1743-08-13, de Voltaire [François Marie Arouet] à Jean Jacques Amelot de Chaillou.

Voicy Monseigneur une pièce très secrette que j'ay depuis samedy 10 du mois, jour au quel elle a été présentée.
Je ne crois pas que rien puisse mieux faire connaître L'état présent de ce pays.

Je n'ay point eu l'honneur de vous envoyer la route des trouppes qui prennent un chemin si long pour arriver si tard, parce que cette pièce étoit publique.

Le poète Tirtée est revenu de Frize où il a fait tout ce qu'il a voulu. Je ne crois pas que les poètes français soient aussi heureux.

Il n'y a rien de changé ny dans le petit service qu'on vous rend secrettement, et dont je vous ay parlé trois fois, ny dans L'emprunt qu'on fait, ny dans le voiage qu'on doit faire.
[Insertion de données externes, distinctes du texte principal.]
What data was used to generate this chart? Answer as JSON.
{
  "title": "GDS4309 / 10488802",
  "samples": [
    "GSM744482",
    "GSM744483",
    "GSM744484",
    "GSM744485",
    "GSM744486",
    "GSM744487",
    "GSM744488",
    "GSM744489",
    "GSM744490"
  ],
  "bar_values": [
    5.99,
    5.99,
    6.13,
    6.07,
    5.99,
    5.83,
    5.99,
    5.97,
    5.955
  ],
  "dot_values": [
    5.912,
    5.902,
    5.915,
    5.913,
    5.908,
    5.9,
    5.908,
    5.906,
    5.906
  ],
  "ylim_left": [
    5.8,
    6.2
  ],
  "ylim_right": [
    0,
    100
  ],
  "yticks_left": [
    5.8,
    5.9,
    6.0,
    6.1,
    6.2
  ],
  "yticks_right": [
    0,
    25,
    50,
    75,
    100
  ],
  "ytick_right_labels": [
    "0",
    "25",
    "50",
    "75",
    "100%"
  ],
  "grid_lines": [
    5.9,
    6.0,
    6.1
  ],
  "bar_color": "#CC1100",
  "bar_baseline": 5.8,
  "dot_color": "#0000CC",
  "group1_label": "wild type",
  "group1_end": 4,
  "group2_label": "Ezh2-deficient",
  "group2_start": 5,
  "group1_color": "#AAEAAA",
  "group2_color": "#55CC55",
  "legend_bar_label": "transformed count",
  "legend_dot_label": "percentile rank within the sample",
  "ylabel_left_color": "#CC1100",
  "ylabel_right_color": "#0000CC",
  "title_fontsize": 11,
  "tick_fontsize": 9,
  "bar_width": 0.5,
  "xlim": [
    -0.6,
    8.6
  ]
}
Je voudrois que vous fussiez content de mon zèle, mais les choses sont àprésent dans une situation qui me fait craindre que ce zèle ne soit inutile, et qui me fait prendre la liberté de vous demander quelques instructions qui m'empêchent de faire un faux pas. Je pourois avoir encor le temps de recevoir vos ordres.
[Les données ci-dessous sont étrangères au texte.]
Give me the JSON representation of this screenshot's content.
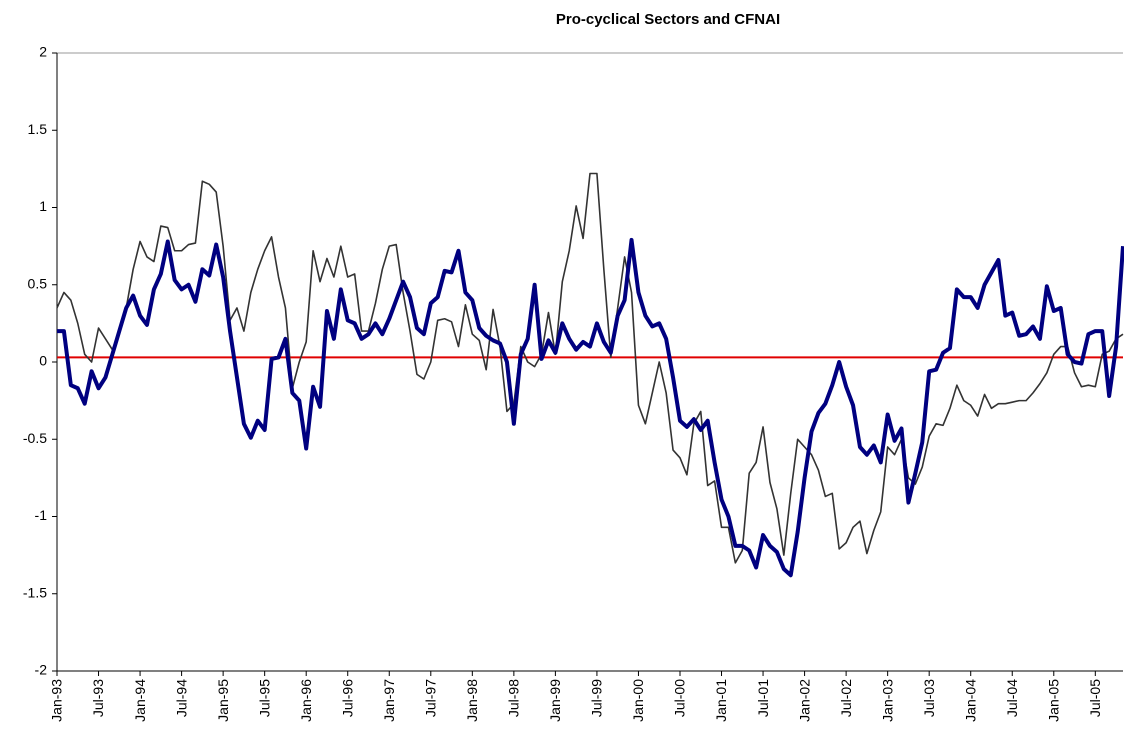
{
  "chart_data": {
    "type": "line",
    "title": "Pro-cyclical Sectors and CFNAI",
    "categories": [
      "Jan-93",
      null,
      null,
      null,
      null,
      null,
      "Jul-93",
      null,
      null,
      null,
      null,
      null,
      "Jan-94",
      null,
      null,
      null,
      null,
      null,
      "Jul-94",
      null,
      null,
      null,
      null,
      null,
      "Jan-95",
      null,
      null,
      null,
      null,
      null,
      "Jul-95",
      null,
      null,
      null,
      null,
      null,
      "Jan-96",
      null,
      null,
      null,
      null,
      null,
      "Jul-96",
      null,
      null,
      null,
      null,
      null,
      "Jan-97",
      null,
      null,
      null,
      null,
      null,
      "Jul-97",
      null,
      null,
      null,
      null,
      null,
      "Jan-98",
      null,
      null,
      null,
      null,
      null,
      "Jul-98",
      null,
      null,
      null,
      null,
      null,
      "Jan-99",
      null,
      null,
      null,
      null,
      null,
      "Jul-99",
      null,
      null,
      null,
      null,
      null,
      "Jan-00",
      null,
      null,
      null,
      null,
      null,
      "Jul-00",
      null,
      null,
      null,
      null,
      null,
      "Jan-01",
      null,
      null,
      null,
      null,
      null,
      "Jul-01",
      null,
      null,
      null,
      null,
      null,
      "Jan-02",
      null,
      null,
      null,
      null,
      null,
      "Jul-02",
      null,
      null,
      null,
      null,
      null,
      "Jan-03",
      null,
      null,
      null,
      null,
      null,
      "Jul-03",
      null,
      null,
      null,
      null,
      null,
      "Jan-04",
      null,
      null,
      null,
      null,
      null,
      "Jul-04",
      null,
      null,
      null,
      null,
      null,
      "Jan-05",
      null,
      null,
      null,
      null,
      null,
      "Jul-05",
      null,
      null,
      null,
      null
    ],
    "series": [
      {
        "color": "#333333",
        "values": [
          0.35,
          0.45,
          0.4,
          0.25,
          0.05,
          0.0,
          0.22,
          0.15,
          0.08,
          0.2,
          0.35,
          0.6,
          0.78,
          0.68,
          0.65,
          0.88,
          0.87,
          0.72,
          0.72,
          0.76,
          0.77,
          1.17,
          1.15,
          1.1,
          0.75,
          0.27,
          0.35,
          0.2,
          0.45,
          0.6,
          0.72,
          0.81,
          0.55,
          0.35,
          -0.17,
          0.0,
          0.13,
          0.72,
          0.52,
          0.67,
          0.55,
          0.75,
          0.55,
          0.57,
          0.2,
          0.2,
          0.38,
          0.6,
          0.75,
          0.76,
          0.45,
          0.2,
          -0.08,
          -0.11,
          0.0,
          0.27,
          0.28,
          0.26,
          0.1,
          0.37,
          0.18,
          0.14,
          -0.05,
          0.34,
          0.1,
          -0.32,
          -0.27,
          0.1,
          0.0,
          -0.03,
          0.05,
          0.32,
          0.05,
          0.52,
          0.72,
          1.01,
          0.8,
          1.22,
          1.22,
          0.6,
          0.03,
          0.35,
          0.68,
          0.45,
          -0.28,
          -0.4,
          -0.2,
          0.0,
          -0.2,
          -0.57,
          -0.62,
          -0.73,
          -0.4,
          -0.32,
          -0.8,
          -0.77,
          -1.07,
          -1.07,
          -1.3,
          -1.22,
          -0.72,
          -0.65,
          -0.42,
          -0.78,
          -0.95,
          -1.25,
          -0.85,
          -0.5,
          -0.55,
          -0.6,
          -0.7,
          -0.87,
          -0.85,
          -1.21,
          -1.17,
          -1.07,
          -1.03,
          -1.24,
          -1.09,
          -0.97,
          -0.55,
          -0.6,
          -0.5,
          -0.75,
          -0.79,
          -0.68,
          -0.48,
          -0.4,
          -0.41,
          -0.3,
          -0.15,
          -0.25,
          -0.28,
          -0.35,
          -0.21,
          -0.3,
          -0.27,
          -0.27,
          -0.26,
          -0.25,
          -0.25,
          -0.2,
          -0.14,
          -0.07,
          0.05,
          0.1,
          0.1,
          -0.07,
          -0.16,
          -0.15,
          -0.16,
          0.05,
          0.07,
          0.15,
          0.18
        ]
      },
      {
        "color": "#000080",
        "values": [
          0.2,
          0.2,
          -0.15,
          -0.17,
          -0.27,
          -0.06,
          -0.17,
          -0.1,
          0.05,
          0.2,
          0.35,
          0.43,
          0.3,
          0.24,
          0.47,
          0.57,
          0.78,
          0.53,
          0.47,
          0.5,
          0.39,
          0.6,
          0.56,
          0.76,
          0.55,
          0.2,
          -0.1,
          -0.4,
          -0.49,
          -0.38,
          -0.44,
          0.02,
          0.03,
          0.15,
          -0.2,
          -0.25,
          -0.56,
          -0.16,
          -0.29,
          0.33,
          0.15,
          0.47,
          0.27,
          0.25,
          0.15,
          0.18,
          0.25,
          0.18,
          0.28,
          0.4,
          0.52,
          0.42,
          0.22,
          0.18,
          0.38,
          0.42,
          0.59,
          0.58,
          0.72,
          0.45,
          0.4,
          0.22,
          0.17,
          0.14,
          0.12,
          0.0,
          -0.4,
          0.05,
          0.15,
          0.5,
          0.02,
          0.14,
          0.06,
          0.25,
          0.15,
          0.08,
          0.13,
          0.1,
          0.25,
          0.13,
          0.06,
          0.3,
          0.4,
          0.79,
          0.45,
          0.3,
          0.23,
          0.25,
          0.15,
          -0.1,
          -0.38,
          -0.42,
          -0.37,
          -0.44,
          -0.38,
          -0.65,
          -0.89,
          -1.0,
          -1.19,
          -1.19,
          -1.22,
          -1.33,
          -1.12,
          -1.19,
          -1.23,
          -1.34,
          -1.38,
          -1.1,
          -0.75,
          -0.45,
          -0.33,
          -0.27,
          -0.15,
          0.0,
          -0.16,
          -0.28,
          -0.55,
          -0.6,
          -0.54,
          -0.65,
          -0.34,
          -0.51,
          -0.43,
          -0.91,
          -0.72,
          -0.52,
          -0.06,
          -0.05,
          0.06,
          0.09,
          0.47,
          0.42,
          0.42,
          0.35,
          0.5,
          0.58,
          0.66,
          0.3,
          0.32,
          0.17,
          0.18,
          0.23,
          0.15,
          0.49,
          0.33,
          0.35,
          0.05,
          0.0,
          -0.01,
          0.18,
          0.2,
          0.2,
          -0.22,
          0.1,
          0.75
        ]
      }
    ],
    "reference_line": {
      "value": 0.03,
      "color": "#e00000"
    },
    "ylim": [
      -2,
      2
    ],
    "yticks": [
      -2,
      -1.5,
      -1,
      -0.5,
      0,
      0.5,
      1,
      1.5,
      2
    ]
  }
}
Je suis avec l'attachement le plus respectueux,

P.S. On vous mande sans doute qu'un homme avec qui je dois faire un petit voiage a baucoup parlé de paix et a offert ses services. Vous voyez monseigneur que c'est la suitte des nouvelles que j'ay eü l'honneur de vous mander et que je ne me suis trop avancé en rien. Je me flatte que vous m'aprouvez de chercher à gagner par tous les moyens possibles l'amitié et la confiance de ce ministre.

Le roy de Prusse est toujours fort inquiet des démarches des russes. La rigueur des suedois est icy en exécration.